4.8

14K 745 218
                                    

Ben geldimmm naber tavşanlarım?

Sınav haftasında olduğum için bölümler biraz daha geç geliyor, kusura bakmayın lütfen.

İyi okumalar...

Sena Savaş...

Hiç birini karşılık beklemeden sevdiniz mi? Ya da en küçük gülümsemesiyle mutlu oldunuz mu? Hiç aşık oldunuz mu?

Ben oldum, hem de çok yanlış bir kişiye.

Beni sevmeyeceğini bile bile sevdim onu, bir gün o bilmese de ona kırılacağımı, onun için ağlayacağımı bilerek sevdim ben.

Bir imkansızı sevdim ben.

Bundan iki- iki buçuk yıl önce mezun olduğumda ilk defa fark etmiştim, duygularımı. Tüm ailem benimle gurur duyduğunu söylerken o bana hayran olduğunu söylemişti. İlk defa benimle bu kadar ciddi bir şekilde konuşmuştu ve galiba sondu.

Bana “ Sana hayranım” demişti. “Çünkü bunu kendin yaptın, çünkü her şeye rağmen yaptın. Ve ben bu yüzden sana hayranım.” diyerek deva etmişti.
Sonrasında beni sarmış ve bunu ayrılana kadar tekrarlamıştı.

Bu çoğu kişi için normal gelse de benim için değildi ve bunu en iyi o biliyordu. Çok güzel bir ailem ve benimle sürekli olarak ilgilenen ebeveynlere sahiptim. Şanslıydım ve bunun farkındaydım. Anne ve babam bir konu dışında beni, abim ve ikizimden hiç ayırmadı.

Bu konu eğitimdi.

Annem sürekli olarak başarılı olmamı istiyordu ve bunun sebebi de açıktı; “Eğer kadınsanız ve güçlü değilseniz bir erkeğin kölesi olmaya mahkumsunuz. Canınızı, özgürlüğünüzü ve haklarınızı o erkeğe vermeye mahkumsunuz. Başınızı eğmeye mahkumsunuz.” bu bir düşünce değildi, bu gerçeklerdi.

Bir kadın okumazsa maddi olarak özgür olamazdı, en azından çoğunluk için öyleydi. Özgür değilse bir mahkumdu ve sonu bir adamın ellerinde olurdu. Ardından bir gün bir haberde cinayet vakası olarak siz görülürdünüz. Hayır, bu bir düşünce değildi, bunlar gerçeklerdi.

Annem hep kendi ayakları üzerinde duran bir kadın olmamı istedi. Ona göre bir erkek her türlü işte çalışarak hayatta kalabilirdi ancak bu kadınlar için aynı değildi. Ve hayır bu sadece onun düşüncesi değildi, bu adaletsizlikti.

Adalet, eşit şartlar altında yaşamak değildi.

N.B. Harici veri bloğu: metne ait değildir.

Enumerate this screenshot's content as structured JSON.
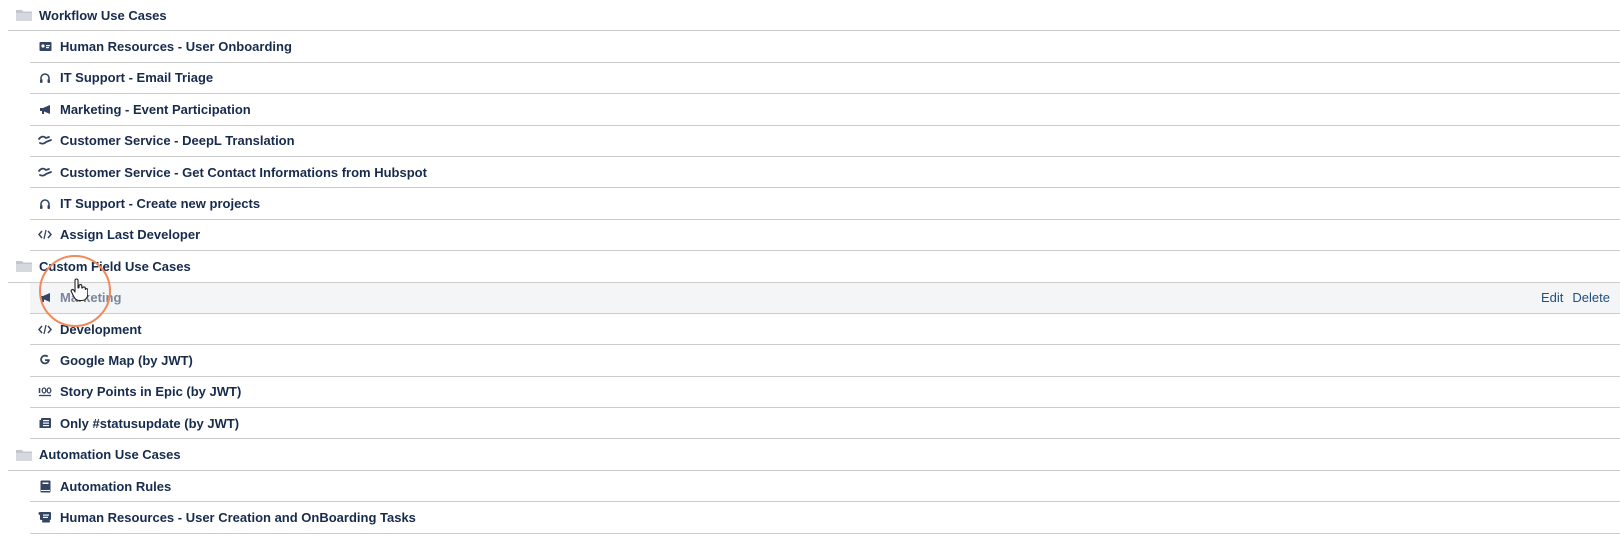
{
  "groups": [
    {
      "title": "Workflow Use Cases",
      "icon": "folder-icon",
      "items": [
        {
          "label": "Human Resources - User Onboarding",
          "icon": "id-card-icon"
        },
        {
          "label": "IT Support - Email Triage",
          "icon": "headset-icon"
        },
        {
          "label": "Marketing - Event Participation",
          "icon": "megaphone-icon"
        },
        {
          "label": "Customer Service - DeepL Translation",
          "icon": "handshake-icon"
        },
        {
          "label": "Customer Service - Get Contact Informations from Hubspot",
          "icon": "handshake-icon"
        },
        {
          "label": "IT Support - Create new projects",
          "icon": "headset-icon"
        },
        {
          "label": "Assign Last Developer",
          "icon": "code-icon"
        }
      ]
    },
    {
      "title": "Custom Field Use Cases",
      "icon": "folder-icon",
      "items": [
        {
          "label": "Marketing",
          "icon": "megaphone-icon"
        },
        {
          "label": "Development",
          "icon": "code-icon"
        },
        {
          "label": "Google Map (by JWT)",
          "icon": "google-icon"
        },
        {
          "label": "Story Points in Epic (by JWT)",
          "icon": "hundred-points-icon"
        },
        {
          "label": "Only #statusupdate (by JWT)",
          "icon": "newspaper-icon"
        }
      ]
    },
    {
      "title": "Automation Use Cases",
      "icon": "folder-icon",
      "items": [
        {
          "label": "Automation Rules",
          "icon": "book-icon"
        },
        {
          "label": "Human Resources - User Creation and OnBoarding Tasks",
          "icon": "scroll-icon"
        }
      ]
    }
  ],
  "actions": {
    "edit": "Edit",
    "delete": "Delete"
  },
  "colors": {
    "text": "#172b4d",
    "link": "#205081",
    "hover_bg": "#f4f5f7",
    "cursor_ring": "#f08a5d"
  }
}
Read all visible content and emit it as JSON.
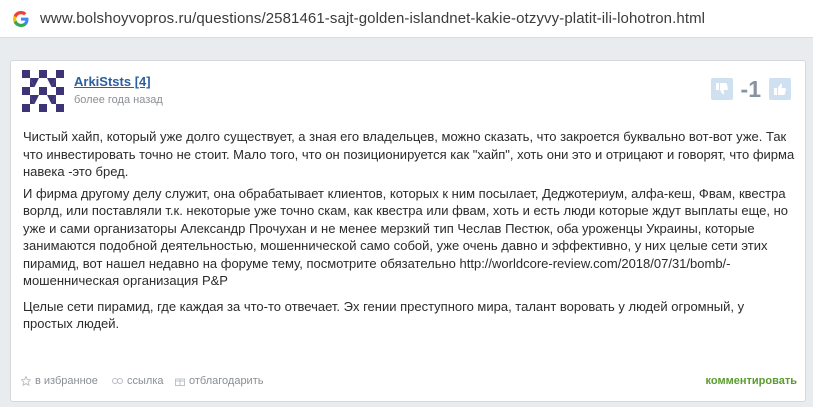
{
  "browser": {
    "url": "www.bolshoyvopros.ru/questions/2581461-sajt-golden-islandnet-kakie-otzyvy-platit-ili-lohotron.html"
  },
  "answer": {
    "author": "ArkiStsts [4]",
    "posted": "более года назад",
    "score": "-1",
    "paragraphs": [
      "Чистый хайп, который уже долго существует, а зная его владельцев, можно сказать, что закроется буквально вот-вот уже. Так что инвестировать точно не стоит. Мало того, что он позиционируется как \"хайп\", хоть они это и отрицают и говорят, что фирма навека -это бред.",
      "И фирма другому делу служит, она обрабатывает клиентов, которых к ним посылает, Деджотериум, алфа-кеш, Фвам, квестра ворлд, или поставляли т.к. некоторые уже точно скам, как квестра или фвам, хоть и есть люди которые ждут выплаты еще, но уже и сами организаторы Александр Прочухан и не менее мерзкий тип Чеслав Пестюк, оба уроженцы Украины, которые занимаются подобной деятельностью, мошеннической само собой, уже очень давно и эффективно, у них целые сети этих пирамид, вот нашел недавно на форуме тему, посмотрите обязательно http://worldcore-review.com/2018/07/31/bomb/-мошенническая организация P&P",
      "Целые сети пирамид, где каждая за что-то отвечает. Эх гении преступного мира, талант воровать у людей огромный, у простых людей."
    ],
    "actions": {
      "favorite": "в избранное",
      "link": "ссылка",
      "thank": "отблагодарить",
      "comment": "комментировать"
    }
  },
  "colors": {
    "link": "#2a5fa0",
    "comment": "#5a9c2e",
    "score": "#8693a1",
    "thumb_bg": "#cfe1f1"
  },
  "icons": [
    "google-icon",
    "avatar-pattern",
    "thumbs-down-icon",
    "thumbs-up-icon",
    "star-icon",
    "link-icon",
    "gift-icon"
  ]
}
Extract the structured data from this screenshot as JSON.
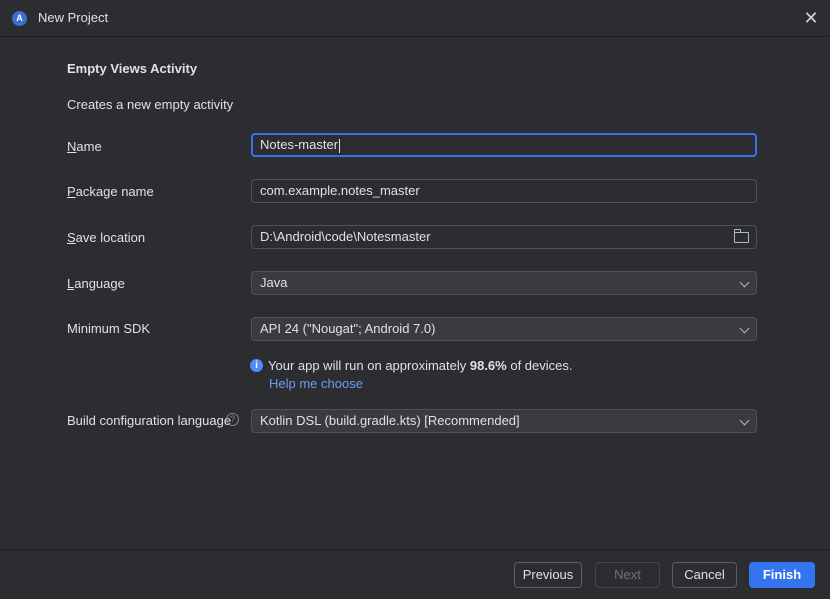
{
  "window": {
    "title": "New Project",
    "close_glyph": "✕",
    "app_icon_letter": "A"
  },
  "header": {
    "template_name": "Empty Views Activity",
    "description": "Creates a new empty activity"
  },
  "form": {
    "name": {
      "label_first": "N",
      "label_rest": "ame",
      "value": "Notes-master"
    },
    "package": {
      "label_first": "P",
      "label_rest": "ackage name",
      "value": "com.example.notes_master"
    },
    "save_location": {
      "label_first": "S",
      "label_rest": "ave location",
      "value": "D:\\Android\\code\\Notesmaster",
      "icon": "folder-icon"
    },
    "language": {
      "label_first": "L",
      "label_rest": "anguage",
      "value": "Java"
    },
    "min_sdk": {
      "label": "Minimum SDK",
      "value": "API 24 (\"Nougat\"; Android 7.0)"
    },
    "sdk_info": {
      "prefix": "Your app will run on approximately ",
      "percent": "98.6%",
      "suffix": " of devices.",
      "help_link": "Help me choose",
      "icon_glyph": "i"
    },
    "build_config": {
      "label": "Build configuration language",
      "value": "Kotlin DSL (build.gradle.kts) [Recommended]",
      "help_glyph": "?"
    }
  },
  "footer": {
    "previous": "Previous",
    "next": "Next",
    "cancel": "Cancel",
    "finish": "Finish"
  },
  "colors": {
    "accent": "#3574f0",
    "link": "#6c9bf5",
    "background": "#2b2d30"
  }
}
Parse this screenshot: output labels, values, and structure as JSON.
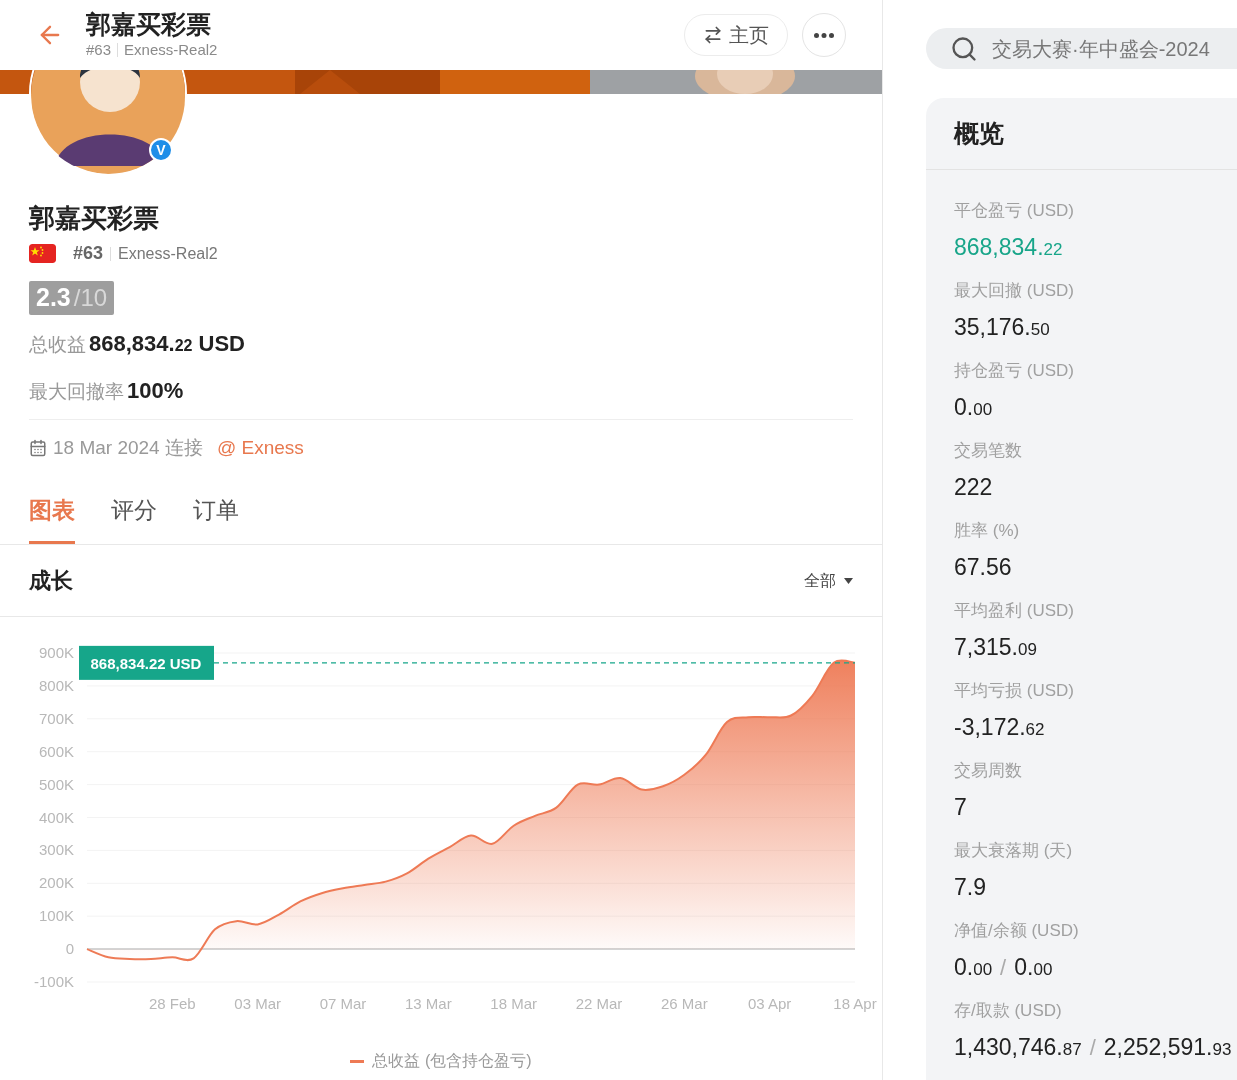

Adalet kişinin hayatına göre esnetilen eşit şartlardı.

Bu gerçek maalesef ki bana yüktü. Beni o çalışkan “inek” öğrencilerden biri yapmıştı ancak üniversite sınavından sonra bunu kaldırmaya gücüm yetmemişti. Başlayan krizlerim, kitap görünce o hissettiğim kötü his ve odaklanamama gibi sorunlarım olmuştu.

Bunların hepsine sadece o şahit olmuştu. Bu yüzden bana hayrandı. Her şeye rağmen pes etmeyişime hayrandı. Onun önünde kriz geçirdikten sonra bir şey olmamış gibi dik durmama, ağladığımda kendi gözyaşlarımı kendim sildiğimi görmüştü. Çünkü ben güçlü olmak zorundaydım. Birçok kadın gibi yaşamak için bende güçlü olmak zorundaydım.

Burada bahsedilen güç neydi?

Duygusuz olmaktı. Korkmamaktı, ağlamamaktı. İnsanların zayıflık olarak görebileceği hiçbir şeyi yapmamaktı.

Bende bu yüzden bu insana dönüştüm ya.
Her şeye rağmen gülen bir kadın, duygularımı gülüşüme gömen bir insan olmuştum.

Ama her şeye rağmen bana hayran olduğunu söyleyen adamdan hiçbirini gizleyememiştim. O beni görmüştü, o beni hissetmişti.